The Trust Lag: Lessons from Vietnam's Digital ID Rollout
Infrastructure and trust move on different clocks. You can build a national digital identity system in a few years—or in less than one if you leverage global open-source platforms (see MOSIP adopters including the Philippines, Ethiopia, Madagascar, and Togo). Getting a population to actually believe in it takes longer and much more than a press release.
Vietnam is a live case study in that gap. VNeID, the country's national digital identity app, is being built out as a ‘super app’ under a government roadmap running through 2045. A new Personal Data Protection Law took effect in January 2026. Biometric verification became mandatory for banking the same month. This is one of the fastest-moving digital public infrastructure programmes anywhere, and it's genuinely impressive in scale. It's also running into the same problem every fast DPI rollout eventually hits: the tech can outpace the trust.
Three moments this year show what that looks like in practice.
The app that crashed on good news. In August 2025, the government announced a small cash payment to citizens. VNeID buckled under demand almost immediately. It wasn't the first time either, a residency-update deadline had caused a similar outage two months earlier. The pattern is worth sitting with: the moments the system most needed to work, because people were actually paying attention, were the moments it failed. A comms win turned into a capacity problem, on the same channel meant to build confidence.
One number, two (three) stories. Vietnam's central bank deactivated more than 86 million bank accounts for lacking biometric verification. Official coverage called it a data cleanse: mostly inactive or unverified accounts, a fraud-prevention measure. Some international outlets ran with “digital surveillance clampdown”. Independent fact-checks landed somewhere in between, confirming the number but not the scale of harm claimed on either side. The problem is a vacuum that size, left under-addressed by the primary source, gets filled by whoever tells the most vivid story first.
The quiet reversal. In May 2026, police stopped collecting DNA and voice samples for the ID database after public pushback. That's genuinely good evidence that feedback loops exist and that policy moves in response to them. It barely registered as a trust-building moment, because nobody framed it as one.
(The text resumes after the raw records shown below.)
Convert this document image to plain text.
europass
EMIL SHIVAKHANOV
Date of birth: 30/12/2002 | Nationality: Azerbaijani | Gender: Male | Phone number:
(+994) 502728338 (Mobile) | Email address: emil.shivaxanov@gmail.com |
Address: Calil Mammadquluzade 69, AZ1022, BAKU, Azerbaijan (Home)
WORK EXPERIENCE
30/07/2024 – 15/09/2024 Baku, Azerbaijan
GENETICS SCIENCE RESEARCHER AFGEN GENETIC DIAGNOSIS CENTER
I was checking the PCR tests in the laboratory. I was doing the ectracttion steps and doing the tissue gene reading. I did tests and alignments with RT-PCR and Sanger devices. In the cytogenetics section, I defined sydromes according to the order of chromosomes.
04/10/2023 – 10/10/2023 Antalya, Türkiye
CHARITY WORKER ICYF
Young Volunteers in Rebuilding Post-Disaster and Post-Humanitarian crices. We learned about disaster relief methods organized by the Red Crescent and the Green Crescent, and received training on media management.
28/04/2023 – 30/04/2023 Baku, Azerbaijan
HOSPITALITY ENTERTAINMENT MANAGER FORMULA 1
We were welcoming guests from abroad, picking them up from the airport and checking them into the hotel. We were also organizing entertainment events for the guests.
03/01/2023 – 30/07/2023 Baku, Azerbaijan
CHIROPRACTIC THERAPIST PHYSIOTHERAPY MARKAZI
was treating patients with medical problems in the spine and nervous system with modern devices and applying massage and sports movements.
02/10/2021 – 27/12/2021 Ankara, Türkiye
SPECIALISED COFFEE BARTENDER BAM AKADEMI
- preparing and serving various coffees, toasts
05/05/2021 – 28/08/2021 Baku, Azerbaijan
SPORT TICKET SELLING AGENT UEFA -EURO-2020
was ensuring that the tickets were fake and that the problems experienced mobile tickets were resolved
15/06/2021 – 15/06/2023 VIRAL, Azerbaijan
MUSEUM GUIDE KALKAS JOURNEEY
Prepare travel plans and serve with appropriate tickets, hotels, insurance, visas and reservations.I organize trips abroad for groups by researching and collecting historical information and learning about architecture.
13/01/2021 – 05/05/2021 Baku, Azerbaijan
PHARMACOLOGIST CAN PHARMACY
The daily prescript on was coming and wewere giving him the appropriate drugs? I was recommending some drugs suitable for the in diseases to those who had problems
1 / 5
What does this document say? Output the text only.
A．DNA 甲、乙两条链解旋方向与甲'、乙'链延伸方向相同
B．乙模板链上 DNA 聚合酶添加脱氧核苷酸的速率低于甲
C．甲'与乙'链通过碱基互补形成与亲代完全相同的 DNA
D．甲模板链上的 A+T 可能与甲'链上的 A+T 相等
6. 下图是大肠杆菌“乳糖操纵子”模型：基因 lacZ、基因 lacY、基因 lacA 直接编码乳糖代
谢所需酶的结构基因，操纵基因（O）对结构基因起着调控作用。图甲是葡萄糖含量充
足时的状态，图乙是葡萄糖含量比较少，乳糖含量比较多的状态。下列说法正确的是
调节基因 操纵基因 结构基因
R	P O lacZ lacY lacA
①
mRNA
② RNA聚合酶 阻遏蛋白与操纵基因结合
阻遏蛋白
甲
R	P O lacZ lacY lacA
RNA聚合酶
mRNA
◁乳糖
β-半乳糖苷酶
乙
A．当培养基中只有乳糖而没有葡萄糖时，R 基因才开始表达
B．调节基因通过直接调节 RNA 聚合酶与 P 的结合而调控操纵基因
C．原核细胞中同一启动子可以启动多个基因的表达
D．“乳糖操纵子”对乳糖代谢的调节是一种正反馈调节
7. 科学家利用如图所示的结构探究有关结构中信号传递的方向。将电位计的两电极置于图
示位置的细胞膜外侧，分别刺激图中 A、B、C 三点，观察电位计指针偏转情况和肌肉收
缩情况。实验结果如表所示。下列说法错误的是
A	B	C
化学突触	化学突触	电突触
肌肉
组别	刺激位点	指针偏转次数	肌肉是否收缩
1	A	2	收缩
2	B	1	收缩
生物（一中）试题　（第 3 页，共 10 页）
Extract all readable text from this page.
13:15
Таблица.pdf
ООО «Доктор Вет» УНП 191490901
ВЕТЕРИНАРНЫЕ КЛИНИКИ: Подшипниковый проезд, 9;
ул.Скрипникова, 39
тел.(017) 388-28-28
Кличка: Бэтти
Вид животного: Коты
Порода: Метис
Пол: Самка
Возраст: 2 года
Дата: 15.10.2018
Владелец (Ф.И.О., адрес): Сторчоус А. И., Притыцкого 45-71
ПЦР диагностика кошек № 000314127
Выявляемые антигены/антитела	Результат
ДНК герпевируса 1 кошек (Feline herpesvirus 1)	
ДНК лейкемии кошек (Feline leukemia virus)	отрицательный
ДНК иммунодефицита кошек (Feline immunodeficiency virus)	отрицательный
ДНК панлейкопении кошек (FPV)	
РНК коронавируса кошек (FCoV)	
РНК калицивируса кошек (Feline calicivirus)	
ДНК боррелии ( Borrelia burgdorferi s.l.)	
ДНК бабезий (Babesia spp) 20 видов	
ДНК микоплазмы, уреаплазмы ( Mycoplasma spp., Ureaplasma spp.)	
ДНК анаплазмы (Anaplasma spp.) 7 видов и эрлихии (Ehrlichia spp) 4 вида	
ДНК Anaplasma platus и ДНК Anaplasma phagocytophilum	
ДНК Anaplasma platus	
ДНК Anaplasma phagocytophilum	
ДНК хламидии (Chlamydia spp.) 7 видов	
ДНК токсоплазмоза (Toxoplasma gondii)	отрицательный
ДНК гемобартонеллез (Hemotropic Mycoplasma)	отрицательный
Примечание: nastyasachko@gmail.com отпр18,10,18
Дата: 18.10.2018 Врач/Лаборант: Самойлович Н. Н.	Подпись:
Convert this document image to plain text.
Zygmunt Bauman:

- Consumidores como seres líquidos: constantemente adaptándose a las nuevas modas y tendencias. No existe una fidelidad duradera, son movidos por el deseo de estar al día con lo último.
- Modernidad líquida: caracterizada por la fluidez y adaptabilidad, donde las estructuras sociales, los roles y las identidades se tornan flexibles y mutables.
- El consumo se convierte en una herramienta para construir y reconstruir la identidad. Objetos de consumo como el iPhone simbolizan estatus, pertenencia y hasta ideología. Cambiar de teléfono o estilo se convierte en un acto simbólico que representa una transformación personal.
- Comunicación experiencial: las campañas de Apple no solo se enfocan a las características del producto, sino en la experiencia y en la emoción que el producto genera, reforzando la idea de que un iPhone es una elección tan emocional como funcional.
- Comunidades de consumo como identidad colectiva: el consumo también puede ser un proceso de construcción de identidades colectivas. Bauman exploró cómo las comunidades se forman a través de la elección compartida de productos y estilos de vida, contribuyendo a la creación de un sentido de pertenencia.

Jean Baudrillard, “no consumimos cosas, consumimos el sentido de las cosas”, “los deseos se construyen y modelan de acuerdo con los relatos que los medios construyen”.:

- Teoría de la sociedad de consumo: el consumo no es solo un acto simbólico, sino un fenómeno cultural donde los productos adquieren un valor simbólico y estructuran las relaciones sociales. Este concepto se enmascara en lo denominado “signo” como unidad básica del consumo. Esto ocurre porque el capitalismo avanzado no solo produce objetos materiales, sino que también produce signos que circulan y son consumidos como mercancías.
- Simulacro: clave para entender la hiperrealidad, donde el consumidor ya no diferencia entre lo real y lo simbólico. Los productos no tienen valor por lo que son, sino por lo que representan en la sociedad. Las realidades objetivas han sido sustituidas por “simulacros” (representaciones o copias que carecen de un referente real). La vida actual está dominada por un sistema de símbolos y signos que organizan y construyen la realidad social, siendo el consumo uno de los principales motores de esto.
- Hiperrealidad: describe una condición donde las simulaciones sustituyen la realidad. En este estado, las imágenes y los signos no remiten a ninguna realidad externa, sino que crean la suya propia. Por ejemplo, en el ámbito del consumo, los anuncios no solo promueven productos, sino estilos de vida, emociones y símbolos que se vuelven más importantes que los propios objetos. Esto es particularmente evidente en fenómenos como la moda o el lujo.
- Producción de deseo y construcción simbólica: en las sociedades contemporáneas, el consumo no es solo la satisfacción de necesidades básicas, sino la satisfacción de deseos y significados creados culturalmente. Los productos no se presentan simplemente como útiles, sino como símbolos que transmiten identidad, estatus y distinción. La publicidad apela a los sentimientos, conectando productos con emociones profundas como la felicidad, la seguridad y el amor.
Underneath all three is a more concrete problem: who actually gets left behind when verification becomes mandatory. Viettel reported roughly 5 million unverified subscribers ahead of a June 2026 deadline, and by its own account, most weren't holdouts. They were elderly, rural, remote, or too unwell to travel and verify in person. It's a specific, countable population, and exactly who a comms strategy needs to plan for from the beginning, not scrambling to reach afterwards.
None of this is unique to Vietnam. The World Bank's own digital public infrastructure programme names trust, inclusion, and security-by-design as core to the model. Every country moving fast on digital ID or payments infrastructure hits some version of this tension, because the tension is structural. Vietnam is just a current, well-documented example of a pattern showing up everywhere DPI gets built at speed.
Which is the point. Communications isn't the layer you add once the infrastructure is live, to explain it to people after the fact. It's the mechanism that either builds trust ahead of the friction, or has to repair it once the friction has already made the news. Three things separate the two:
Publish the number before someone else does the presumptuous maths. If 86 million accounts are being deactivated, say so clearly, with the breakdown, before headlines start filling in the blanks.
Build the exclusion story into the rollout plan, not the apology. If a mandatory deadline will disproportionately hit elderly or rural users, that's a problem to solve in the plan, not a line to manage after.
Make responsiveness visible. The DNA and voice data reversal should have been one of the most trust-building moments of the year. It wasn't, because it was never framed as proof that feedback works. That's a genuinely fixable gap, and a cheap one to close.
As more governments and multilateral programmes build this kind of infrastructure, the lesson worth taking from Vietnam is not about the technology stack. It's the discipline around it. The countries that get this right won't be the ones that move fastest. They'll be the ones that treat trust as something built on purpose, with the right communication, at the same pace as the infrastructure itself.